Die Nachfrage nach Cyber-Policen wurde durch die Corona-Krise wohl forciert. Doch zeitgleich sind die Prämien ordentlich gestiegen. Eine problematische Situation? Wie ist diese zu lösen? Auch wir sehen einen Anstieg in der Nachfrage nach Cyber-Versicherung. Dieser ist zum einen durch die Corona-Krise und den auch damit einhergehenden Anstieg der Digitalisierung vieler Unternehmen begründet. Gleichzeitig hat sich allerdings auch die Gefahrenlage für Unternehmen massiv verschärft. Cyber-Kriminelle werden immer professioneller und auch innovativer bei ihren Attacken. Die Prämien müssen diese aktuelle Risikolage adäquat abbilden, sonst kann nicht nachhaltig Versicherungsschutz zur Verfügung gestellt werden. Unternehmen werden zukünftig mehr in den Bereich der IT-Sicherheit investieren müssen, die Cyber-Versicherung ist allerdings nur ein Baustein für einen umfassenden Schutz.

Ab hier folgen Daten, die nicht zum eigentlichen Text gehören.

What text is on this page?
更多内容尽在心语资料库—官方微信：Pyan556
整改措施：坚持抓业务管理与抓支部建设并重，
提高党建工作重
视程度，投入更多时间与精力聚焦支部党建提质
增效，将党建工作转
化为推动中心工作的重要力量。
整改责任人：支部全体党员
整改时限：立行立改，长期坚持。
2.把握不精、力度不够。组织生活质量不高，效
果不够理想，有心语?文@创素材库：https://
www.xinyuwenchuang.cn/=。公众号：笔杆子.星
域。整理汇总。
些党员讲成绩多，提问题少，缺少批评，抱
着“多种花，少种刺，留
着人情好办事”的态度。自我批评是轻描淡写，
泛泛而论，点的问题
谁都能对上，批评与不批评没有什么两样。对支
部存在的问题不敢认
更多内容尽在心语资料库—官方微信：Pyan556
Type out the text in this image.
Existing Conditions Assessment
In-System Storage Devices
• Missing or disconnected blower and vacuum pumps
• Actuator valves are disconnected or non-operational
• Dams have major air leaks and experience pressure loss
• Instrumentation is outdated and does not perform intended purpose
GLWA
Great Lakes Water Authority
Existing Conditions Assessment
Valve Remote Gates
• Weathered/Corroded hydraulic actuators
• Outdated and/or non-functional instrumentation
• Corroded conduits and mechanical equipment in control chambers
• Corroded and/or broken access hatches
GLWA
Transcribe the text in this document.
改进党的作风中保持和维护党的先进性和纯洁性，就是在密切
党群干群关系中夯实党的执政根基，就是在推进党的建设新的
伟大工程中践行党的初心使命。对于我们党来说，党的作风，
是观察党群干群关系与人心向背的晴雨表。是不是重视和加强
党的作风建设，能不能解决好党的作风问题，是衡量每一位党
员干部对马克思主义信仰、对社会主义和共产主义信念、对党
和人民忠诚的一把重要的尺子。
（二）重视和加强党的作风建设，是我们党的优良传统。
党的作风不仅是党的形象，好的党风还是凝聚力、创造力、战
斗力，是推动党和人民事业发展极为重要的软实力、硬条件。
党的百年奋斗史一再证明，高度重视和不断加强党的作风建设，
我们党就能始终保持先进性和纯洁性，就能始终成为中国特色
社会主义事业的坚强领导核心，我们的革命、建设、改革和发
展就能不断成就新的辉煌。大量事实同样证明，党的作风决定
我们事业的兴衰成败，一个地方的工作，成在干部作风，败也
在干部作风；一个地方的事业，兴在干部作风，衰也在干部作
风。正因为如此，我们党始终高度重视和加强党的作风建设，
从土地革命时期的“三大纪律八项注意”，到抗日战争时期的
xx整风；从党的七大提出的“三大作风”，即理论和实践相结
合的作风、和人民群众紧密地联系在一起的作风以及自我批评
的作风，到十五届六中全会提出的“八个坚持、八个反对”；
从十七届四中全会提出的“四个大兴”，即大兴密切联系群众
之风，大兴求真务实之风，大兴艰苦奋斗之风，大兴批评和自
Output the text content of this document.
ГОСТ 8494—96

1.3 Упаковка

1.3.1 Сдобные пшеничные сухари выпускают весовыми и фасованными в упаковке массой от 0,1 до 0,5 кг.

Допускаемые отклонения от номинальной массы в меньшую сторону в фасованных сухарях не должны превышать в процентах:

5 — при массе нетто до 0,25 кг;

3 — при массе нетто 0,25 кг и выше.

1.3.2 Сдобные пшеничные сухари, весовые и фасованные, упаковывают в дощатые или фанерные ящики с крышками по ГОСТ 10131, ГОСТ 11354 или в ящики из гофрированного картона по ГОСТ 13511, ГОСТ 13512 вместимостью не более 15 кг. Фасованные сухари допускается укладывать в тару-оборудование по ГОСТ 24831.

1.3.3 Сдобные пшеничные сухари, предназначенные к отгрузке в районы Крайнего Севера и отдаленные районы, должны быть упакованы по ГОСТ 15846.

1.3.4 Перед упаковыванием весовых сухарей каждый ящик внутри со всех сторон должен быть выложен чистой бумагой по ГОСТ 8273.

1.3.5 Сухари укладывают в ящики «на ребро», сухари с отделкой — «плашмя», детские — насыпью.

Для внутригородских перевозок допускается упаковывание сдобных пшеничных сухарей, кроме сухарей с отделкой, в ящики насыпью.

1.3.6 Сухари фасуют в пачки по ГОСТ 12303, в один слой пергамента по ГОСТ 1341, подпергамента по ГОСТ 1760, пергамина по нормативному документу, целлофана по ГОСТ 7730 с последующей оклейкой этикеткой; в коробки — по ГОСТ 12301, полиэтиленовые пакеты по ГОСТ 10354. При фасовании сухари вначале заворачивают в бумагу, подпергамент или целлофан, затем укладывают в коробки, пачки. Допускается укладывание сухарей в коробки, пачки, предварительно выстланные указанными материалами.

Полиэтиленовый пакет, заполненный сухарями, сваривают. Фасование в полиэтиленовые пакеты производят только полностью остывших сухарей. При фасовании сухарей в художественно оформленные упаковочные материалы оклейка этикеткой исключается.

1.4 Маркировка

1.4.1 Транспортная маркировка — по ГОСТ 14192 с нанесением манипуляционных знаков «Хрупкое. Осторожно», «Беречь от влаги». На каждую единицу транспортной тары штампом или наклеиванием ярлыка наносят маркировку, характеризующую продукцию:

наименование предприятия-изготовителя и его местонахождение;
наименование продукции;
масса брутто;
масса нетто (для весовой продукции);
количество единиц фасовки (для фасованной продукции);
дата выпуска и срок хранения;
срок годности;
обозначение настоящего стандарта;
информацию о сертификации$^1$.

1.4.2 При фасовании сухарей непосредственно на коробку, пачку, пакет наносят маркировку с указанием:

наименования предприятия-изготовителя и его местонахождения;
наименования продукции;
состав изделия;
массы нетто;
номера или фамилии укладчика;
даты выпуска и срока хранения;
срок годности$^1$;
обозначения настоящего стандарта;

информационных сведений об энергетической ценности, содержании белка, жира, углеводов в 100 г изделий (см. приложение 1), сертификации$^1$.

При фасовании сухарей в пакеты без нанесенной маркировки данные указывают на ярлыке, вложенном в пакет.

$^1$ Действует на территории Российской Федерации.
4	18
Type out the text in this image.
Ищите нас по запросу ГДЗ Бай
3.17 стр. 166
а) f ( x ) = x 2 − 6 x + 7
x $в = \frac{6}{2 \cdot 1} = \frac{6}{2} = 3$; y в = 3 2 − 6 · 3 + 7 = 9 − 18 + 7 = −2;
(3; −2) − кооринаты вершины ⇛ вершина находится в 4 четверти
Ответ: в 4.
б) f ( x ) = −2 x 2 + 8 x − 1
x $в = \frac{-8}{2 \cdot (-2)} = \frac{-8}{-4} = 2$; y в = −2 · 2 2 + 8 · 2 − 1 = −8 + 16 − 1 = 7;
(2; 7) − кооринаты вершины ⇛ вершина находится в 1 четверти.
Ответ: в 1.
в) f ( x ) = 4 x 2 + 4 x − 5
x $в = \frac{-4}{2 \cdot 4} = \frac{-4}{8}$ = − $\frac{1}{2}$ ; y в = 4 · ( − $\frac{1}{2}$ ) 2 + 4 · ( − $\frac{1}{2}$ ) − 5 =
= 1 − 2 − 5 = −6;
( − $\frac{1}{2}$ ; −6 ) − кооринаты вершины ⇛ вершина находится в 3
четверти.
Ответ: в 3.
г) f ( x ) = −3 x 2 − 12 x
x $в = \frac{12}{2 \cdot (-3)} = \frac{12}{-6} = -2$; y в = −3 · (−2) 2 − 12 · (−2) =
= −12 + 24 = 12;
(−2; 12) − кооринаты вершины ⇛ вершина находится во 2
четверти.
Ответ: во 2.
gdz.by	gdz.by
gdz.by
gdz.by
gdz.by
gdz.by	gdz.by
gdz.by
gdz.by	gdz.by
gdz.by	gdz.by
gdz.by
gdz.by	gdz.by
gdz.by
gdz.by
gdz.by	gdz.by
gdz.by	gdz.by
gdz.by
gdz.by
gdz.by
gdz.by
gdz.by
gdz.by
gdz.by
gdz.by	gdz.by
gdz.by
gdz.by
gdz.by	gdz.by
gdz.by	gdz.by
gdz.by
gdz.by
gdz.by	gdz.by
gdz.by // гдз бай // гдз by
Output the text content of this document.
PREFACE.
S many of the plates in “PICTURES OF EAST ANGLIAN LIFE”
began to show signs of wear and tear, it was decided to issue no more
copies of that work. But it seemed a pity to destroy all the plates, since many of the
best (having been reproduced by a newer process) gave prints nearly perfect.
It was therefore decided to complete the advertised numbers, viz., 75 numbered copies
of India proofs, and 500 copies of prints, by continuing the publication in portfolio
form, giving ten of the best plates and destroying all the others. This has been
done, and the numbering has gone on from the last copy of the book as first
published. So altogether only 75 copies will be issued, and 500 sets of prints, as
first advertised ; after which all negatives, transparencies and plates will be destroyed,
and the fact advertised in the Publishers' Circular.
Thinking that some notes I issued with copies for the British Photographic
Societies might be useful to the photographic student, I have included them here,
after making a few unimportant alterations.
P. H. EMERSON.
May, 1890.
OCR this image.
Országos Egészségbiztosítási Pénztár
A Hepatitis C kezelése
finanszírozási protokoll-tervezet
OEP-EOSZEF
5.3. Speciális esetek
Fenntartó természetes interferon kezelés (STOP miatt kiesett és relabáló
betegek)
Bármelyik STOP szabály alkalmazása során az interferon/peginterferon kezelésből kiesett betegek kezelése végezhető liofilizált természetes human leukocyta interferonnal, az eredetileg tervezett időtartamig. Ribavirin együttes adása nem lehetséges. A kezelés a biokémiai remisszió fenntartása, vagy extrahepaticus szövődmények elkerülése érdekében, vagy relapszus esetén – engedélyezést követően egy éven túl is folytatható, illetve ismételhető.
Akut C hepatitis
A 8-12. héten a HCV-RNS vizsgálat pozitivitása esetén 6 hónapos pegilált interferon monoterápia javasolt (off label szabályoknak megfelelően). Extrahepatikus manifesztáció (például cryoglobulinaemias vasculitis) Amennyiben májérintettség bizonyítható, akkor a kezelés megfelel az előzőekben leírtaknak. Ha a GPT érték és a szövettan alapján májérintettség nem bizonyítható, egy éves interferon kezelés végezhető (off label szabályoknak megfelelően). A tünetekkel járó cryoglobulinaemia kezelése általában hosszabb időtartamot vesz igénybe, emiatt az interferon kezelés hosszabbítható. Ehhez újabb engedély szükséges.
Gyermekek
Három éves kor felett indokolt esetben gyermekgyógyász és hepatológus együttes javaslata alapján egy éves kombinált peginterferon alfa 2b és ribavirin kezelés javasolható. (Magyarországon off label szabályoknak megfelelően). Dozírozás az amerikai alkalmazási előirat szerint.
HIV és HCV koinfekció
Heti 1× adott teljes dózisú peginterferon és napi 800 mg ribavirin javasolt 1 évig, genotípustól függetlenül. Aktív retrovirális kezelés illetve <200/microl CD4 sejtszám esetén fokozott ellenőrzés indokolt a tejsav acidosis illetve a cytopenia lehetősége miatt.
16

Vermittler, die zum Thema Cyber-Versicherungen beraten, benötigen Fachwissen. Ist diese Expertise bei den Vermittlern Ihrer Einschätzung nach gegeben? Wie können Unternehmen wie das Ihre hier unterstützen? Viele Vermittler beschäftigen sich bereits seit einigen Jahren mit dem Thema Cyber-Versicherung und haben genug Wissen, um hier adäquat beraten zu können. Es ist und bleibt jedoch ein komplexes Thema, welches bei den Vermittlern durch die hohe Dynamik eine fortlaufende Weiterbildung fordert. Wir als Spezialversicherer unterstützen hier ganz konkret mit Webinaren, Vorträgen, Vertriebstools und Unterlagen. Weiterhin veröffentlichen wir einmal im Jahr den Cyber Readiness Report, welcher einen umfassenden Einblick in die Entwicklungen in diesem Bereich sowie konkrete Tipps für eine höhere Cyber-Resilienz gibt.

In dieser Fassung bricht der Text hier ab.